Avandia aids recovery of insulin-secreting cells
The anti-diabetes drug Avandia not only improves the body’s response to insulin but also helps insulin-producing cells in the pancreas recover their function, a new study shows.
Specifically, when people with type 2 diabetes take the drug, so-called pancreatic beta-cells regain the ability to secrete a surge of insulin when glucose levels jump after a meal.
“This is the first study to demonstrate an improvement in the first phase of the insulin secretory response to glucose in subjects with long-standing type 2 diabetes receiving oral pharmacological therapy,” the researchers note.

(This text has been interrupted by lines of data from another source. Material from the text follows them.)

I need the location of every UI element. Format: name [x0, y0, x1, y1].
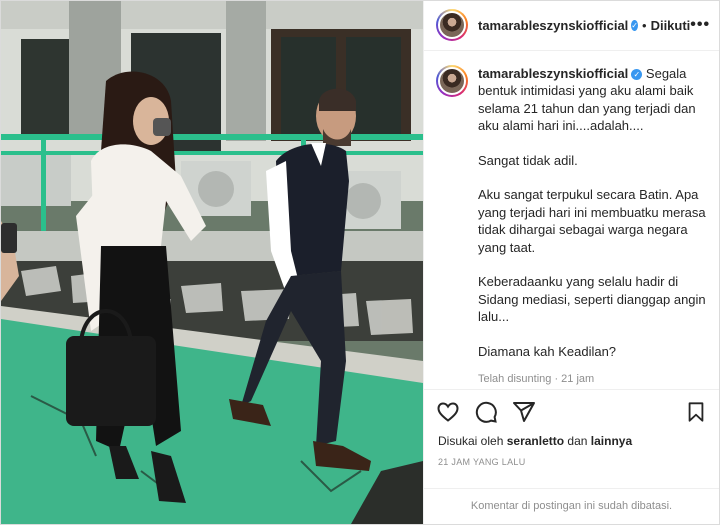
- action-bar: [424, 388, 719, 435]
- bookmark-icon[interactable]: [685, 401, 707, 423]
- avatar-image: [438, 11, 466, 40]
- caption-paragraph-3: Aku sangat terpukul secara Batin. Apa ya…: [478, 187, 710, 255]
- likes-user-link[interactable]: seranletto: [507, 434, 564, 448]
- caption: tamarableszynskiofficial ✓ Segala bentuk …: [424, 51, 719, 389]
- post-timestamp[interactable]: 21 JAM YANG LALU: [424, 455, 719, 487]
- post-photo[interactable]: [1, 1, 423, 524]
- edited-label: Telah disunting: [478, 373, 552, 386]
- likes-prefix: Disukai oleh: [438, 434, 504, 449]
- username[interactable]: tamarableszynskiofficial: [478, 18, 628, 33]
- share-icon[interactable]: [512, 400, 536, 424]
- caption-meta: Telah disunting · 21 jam: [478, 373, 595, 386]
- comments-disabled-notice: Komentar di postingan ini sudah dibatasi…: [424, 487, 719, 524]
- caption-avatar-image: [438, 66, 466, 95]
- post-image: [1, 1, 423, 524]
- avatar[interactable]: [436, 9, 468, 42]
- edited-time[interactable]: 21 jam: [561, 373, 594, 385]
- caption-paragraph-2: Sangat tidak adil.: [478, 152, 578, 168]
- caption-verified-badge-icon: ✓: [631, 68, 643, 80]
- separator-dot: •: [642, 17, 647, 33]
- likes-text: Disukai oleh seranletto dan lainnya: [424, 434, 719, 455]
- caption-text: tamarableszynskiofficial ✓ Segala bentuk …: [478, 65, 707, 389]
- comment-icon[interactable]: [474, 400, 498, 424]
- heart-icon[interactable]: [436, 400, 460, 424]
- caption-paragraph-5: Diamana kah Keadilan?: [478, 343, 617, 359]
- caption-avatar[interactable]: [436, 64, 468, 97]
- following-button[interactable]: Diikuti: [651, 18, 691, 33]
- likes-others-link[interactable]: lainnya: [591, 434, 632, 448]
- caption-username[interactable]: tamarableszynskiofficial: [478, 66, 628, 81]
- caption-paragraph-4: Keberadaanku yang selalu hadir di Sidang…: [478, 274, 710, 325]
- likes-and: dan: [567, 434, 588, 449]
- post-side-panel: tamarableszynskiofficial ✓ • Diikuti •••…: [423, 1, 719, 524]
- caption-paragraph-1: tamarableszynskiofficial ✓ Segala bentuk …: [478, 65, 707, 135]
- verified-badge-icon: ✓: [631, 19, 638, 31]
- more-options-icon[interactable]: •••: [690, 16, 710, 34]
- post-header: tamarableszynskiofficial ✓ • Diikuti •••: [424, 1, 719, 51]
- instagram-post: tamarableszynskiofficial ✓ • Diikuti •••…: [0, 0, 720, 525]
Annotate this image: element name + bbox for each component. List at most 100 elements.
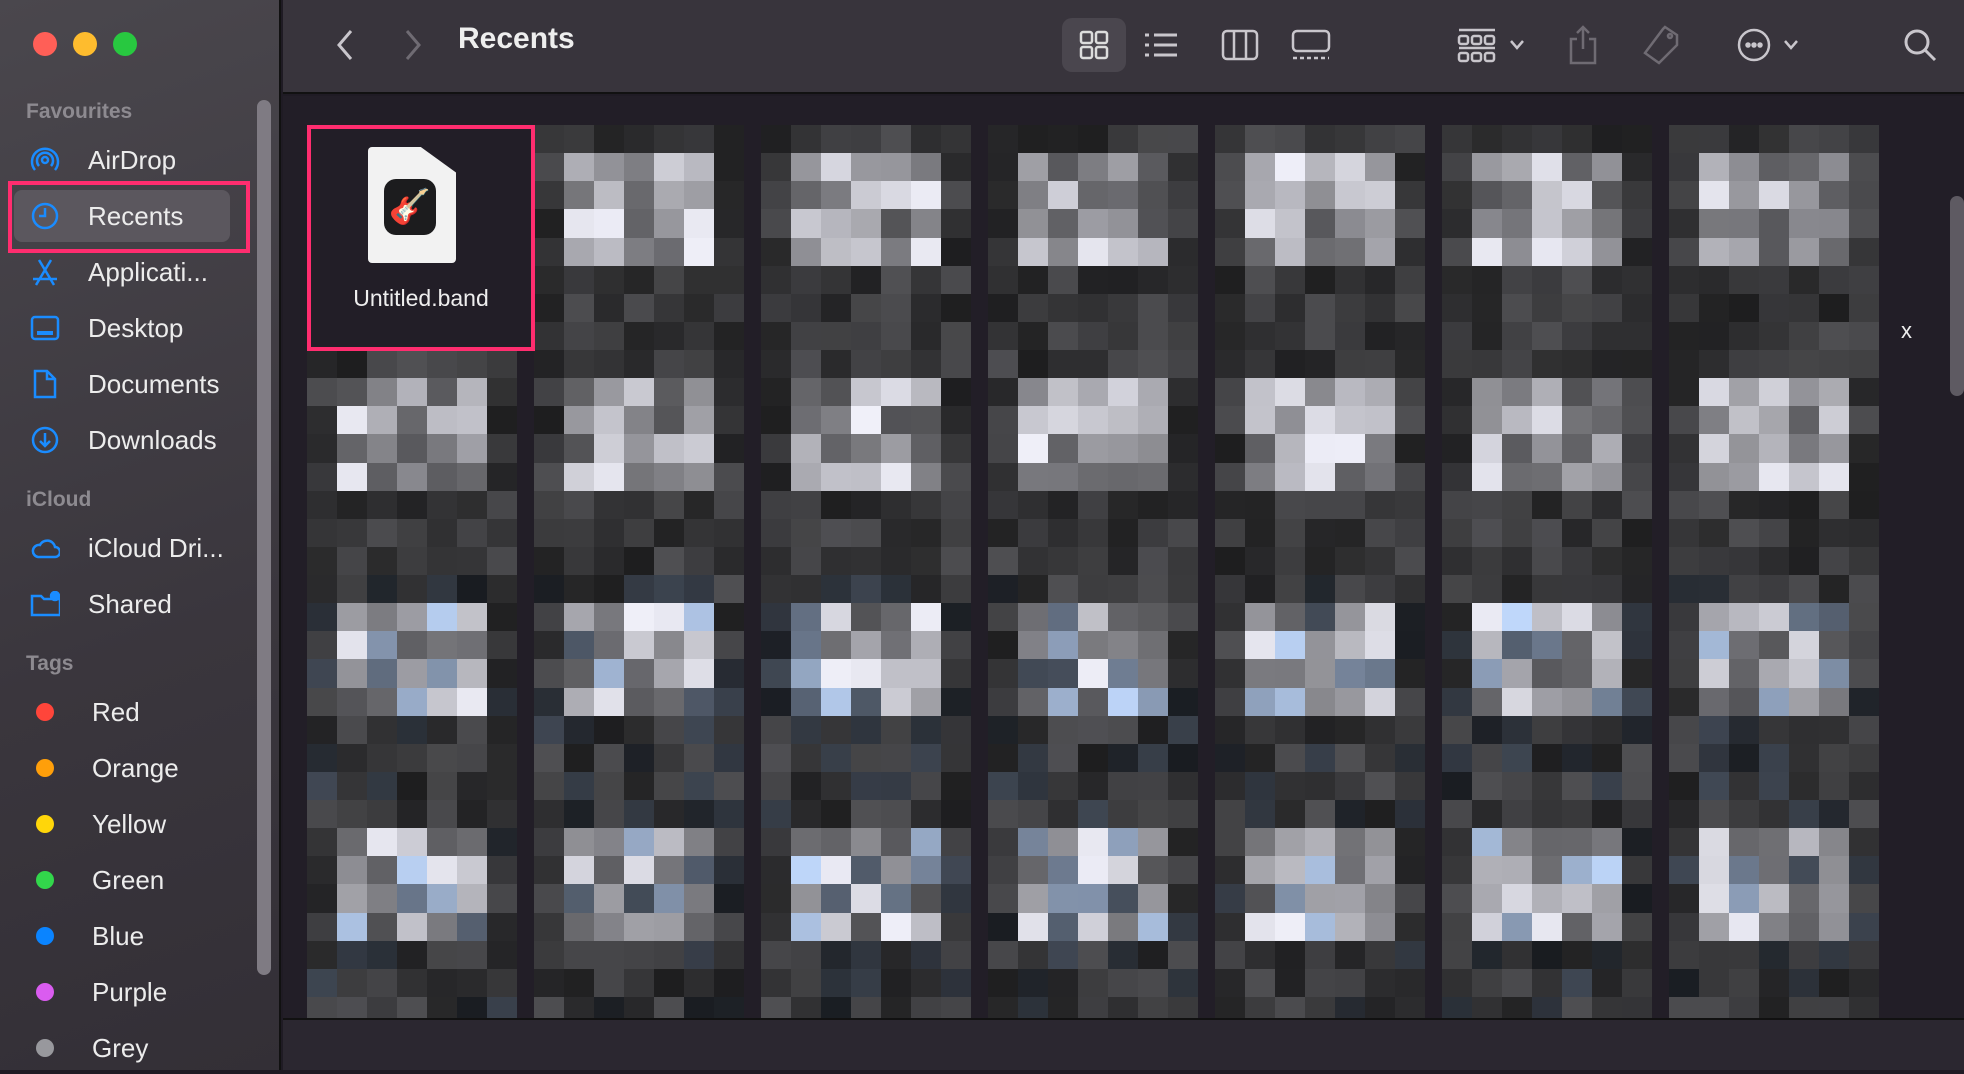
file-item-blurred[interactable] [1442, 575, 1652, 800]
sidebar-item-label: AirDrop [88, 145, 176, 176]
share-icon [1568, 25, 1598, 65]
blurred-thumbnail [534, 800, 744, 1018]
file-item-blurred[interactable] [534, 350, 744, 575]
blurred-thumbnail [1442, 125, 1652, 350]
cloud-icon [30, 533, 60, 563]
file-item-blurred[interactable] [1669, 575, 1879, 800]
file-item-blurred[interactable] [1215, 350, 1425, 575]
sidebar-item-label: Downloads [88, 425, 217, 456]
blurred-thumbnail [1215, 125, 1425, 350]
sidebar-item-blue[interactable]: Blue [14, 910, 230, 962]
file-item-untitled-band[interactable]: 🎸 Untitled.band [307, 125, 535, 351]
file-item-blurred[interactable] [1669, 125, 1879, 350]
applications-icon [30, 257, 60, 287]
sidebar-item-label: Grey [92, 1033, 148, 1064]
file-grid: 🎸 Untitled.band x [283, 96, 1964, 1018]
blurred-thumbnail [988, 350, 1198, 575]
blurred-thumbnail [1442, 800, 1652, 1018]
file-item-blurred[interactable] [534, 800, 744, 1018]
blurred-thumbnail [761, 125, 971, 350]
file-item-blurred[interactable] [761, 350, 971, 575]
sidebar-item-label: Red [92, 697, 140, 728]
search-icon [1903, 28, 1937, 62]
file-item-blurred[interactable] [988, 800, 1198, 1018]
content-scrollbar[interactable] [1950, 196, 1964, 396]
blurred-thumbnail [988, 125, 1198, 350]
blurred-thumbnail [1215, 350, 1425, 575]
minimize-button[interactable] [73, 32, 97, 56]
more-actions-button[interactable] [1728, 18, 1808, 72]
sidebar-item-documents[interactable]: Documents [14, 358, 230, 410]
file-item-blurred[interactable] [1669, 350, 1879, 575]
blurred-thumbnail [1669, 800, 1879, 1018]
gallery-view-button[interactable] [283, 18, 1331, 72]
section-header: iCloud [26, 488, 91, 512]
file-item-blurred[interactable] [307, 575, 517, 800]
file-item-blurred[interactable] [534, 575, 744, 800]
toolbar: Recents [283, 0, 1964, 94]
blurred-thumbnail [1442, 350, 1652, 575]
sidebar-item-green[interactable]: Green [14, 854, 230, 906]
blurred-thumbnail [761, 800, 971, 1018]
file-item-blurred[interactable] [1215, 575, 1425, 800]
share-button[interactable] [1563, 18, 1603, 72]
file-item-blurred[interactable] [1442, 350, 1652, 575]
blurred-thumbnail [1215, 800, 1425, 1018]
blurred-thumbnail [988, 800, 1198, 1018]
file-item-blurred[interactable] [307, 800, 517, 1018]
sidebar-item-orange[interactable]: Orange [14, 742, 230, 794]
gallery-icon [1291, 29, 1331, 61]
sidebar-item-desktop[interactable]: Desktop [14, 302, 230, 354]
tag-color-icon [36, 759, 54, 777]
tag-icon [1643, 25, 1679, 65]
file-item-blurred[interactable] [1442, 125, 1652, 350]
sidebar-item-icloud-dri[interactable]: iCloud Dri... [14, 522, 230, 574]
file-item-blurred[interactable] [1215, 800, 1425, 1018]
group-button[interactable] [1451, 18, 1531, 72]
section-header: Favourites [26, 100, 132, 124]
airdrop-icon [30, 145, 60, 175]
file-item-blurred[interactable] [1442, 800, 1652, 1018]
sidebar-item-yellow[interactable]: Yellow [14, 798, 230, 850]
desktop-icon [30, 313, 60, 343]
document-icon [30, 369, 60, 399]
file-item-blurred[interactable] [761, 575, 971, 800]
tag-color-icon [36, 927, 54, 945]
sidebar-item-purple[interactable]: Purple [14, 966, 230, 1018]
sidebar-item-label: Documents [88, 369, 220, 400]
sidebar-item-label: Applicati... [88, 257, 208, 288]
file-item-blurred[interactable] [988, 125, 1198, 350]
file-item-blurred[interactable] [307, 350, 517, 575]
sidebar-item-downloads[interactable]: Downloads [14, 414, 230, 466]
sidebar-item-airdrop[interactable]: AirDrop [14, 134, 230, 186]
file-item-blurred[interactable] [988, 575, 1198, 800]
file-item-blurred[interactable] [1215, 125, 1425, 350]
tag-color-icon [36, 703, 54, 721]
shared-folder-icon [30, 589, 60, 619]
file-item-blurred[interactable] [534, 125, 744, 350]
close-button[interactable] [33, 32, 57, 56]
search-button[interactable] [1895, 18, 1945, 72]
file-name: Untitled.band [307, 285, 535, 312]
sidebar-item-shared[interactable]: Shared [14, 578, 230, 630]
section-header: Tags [26, 652, 73, 676]
file-item-blurred[interactable] [1669, 800, 1879, 1018]
sidebar-item-grey[interactable]: Grey [14, 1022, 230, 1074]
tag-button[interactable] [1641, 18, 1681, 72]
blurred-thumbnail [1669, 125, 1879, 350]
file-item-blurred[interactable] [988, 350, 1198, 575]
blurred-thumbnail [307, 800, 517, 1018]
file-item-blurred[interactable] [761, 125, 971, 350]
tag-color-icon [36, 1039, 54, 1057]
sidebar-item-red[interactable]: Red [14, 686, 230, 738]
blurred-thumbnail [534, 350, 744, 575]
sidebar-item-label: Purple [92, 977, 167, 1008]
blurred-thumbnail [761, 350, 971, 575]
sidebar-item-applicati[interactable]: Applicati... [14, 246, 230, 298]
blurred-thumbnail [1442, 575, 1652, 800]
zoom-button[interactable] [113, 32, 137, 56]
blurred-thumbnail [307, 575, 517, 800]
file-item-blurred[interactable] [761, 800, 971, 1018]
sidebar-scrollbar[interactable] [257, 100, 271, 975]
chevron-down-icon [1783, 39, 1799, 51]
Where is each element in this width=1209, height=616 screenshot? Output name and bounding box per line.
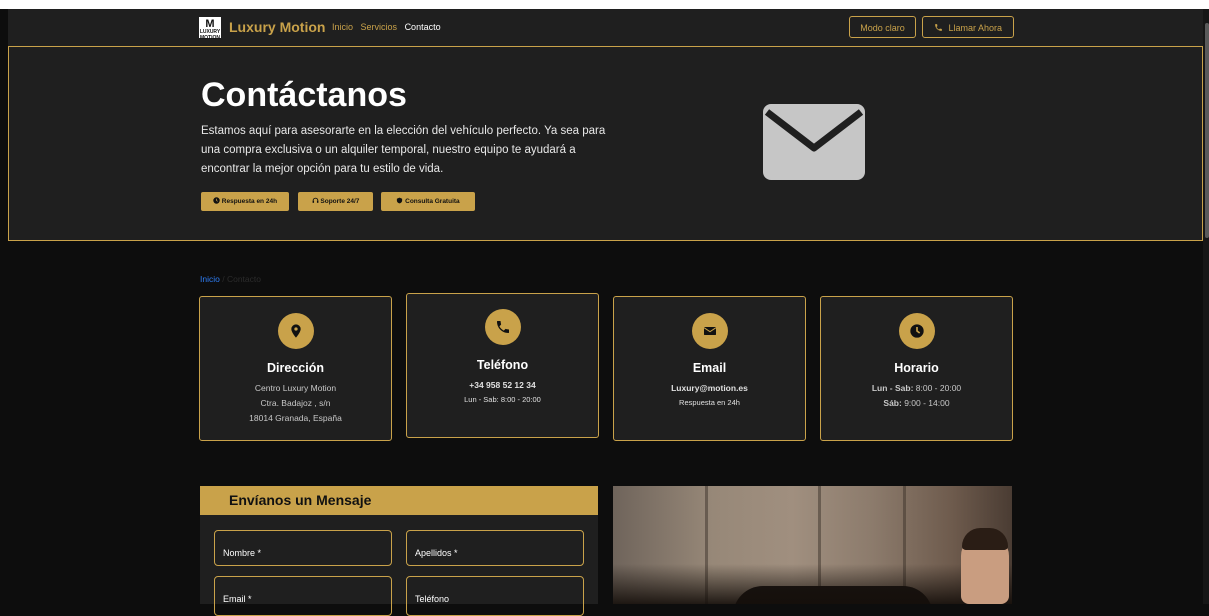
apellidos-field[interactable]: Apellidos * (406, 530, 584, 566)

Avandia, known generically as rosiglitazone, belongs to a class of drugs called thiazolidines or TZDs. The fact that these drugs apparently rejuvenate pancreatic beta cells “makes TZDs unique among diabetic therapies,” Dr. David Bell from The University of Alabama at Birmingham School of Medicine told Reuters Health.
Bell and Dr. Fernando Ovalle compared Avandia with insulin treatment in a group of subjects with of type 2 diabetes.
The initial insulin response to glucose increased significantly in the Avandia group, but not in the insulin-treated group, the duo reports in the medical journal Diabetes Care.
The team thinks the results should lead to a change in the standard approach to treating type 2 diabetes.
“Instead of being initiated after other oral agents have failed, thiazolidines should be initiated at the earliest possible time,” Bell said. “TZDs should be started when there is the maximal beta cell function - that is, when diabetes is diagnosed.”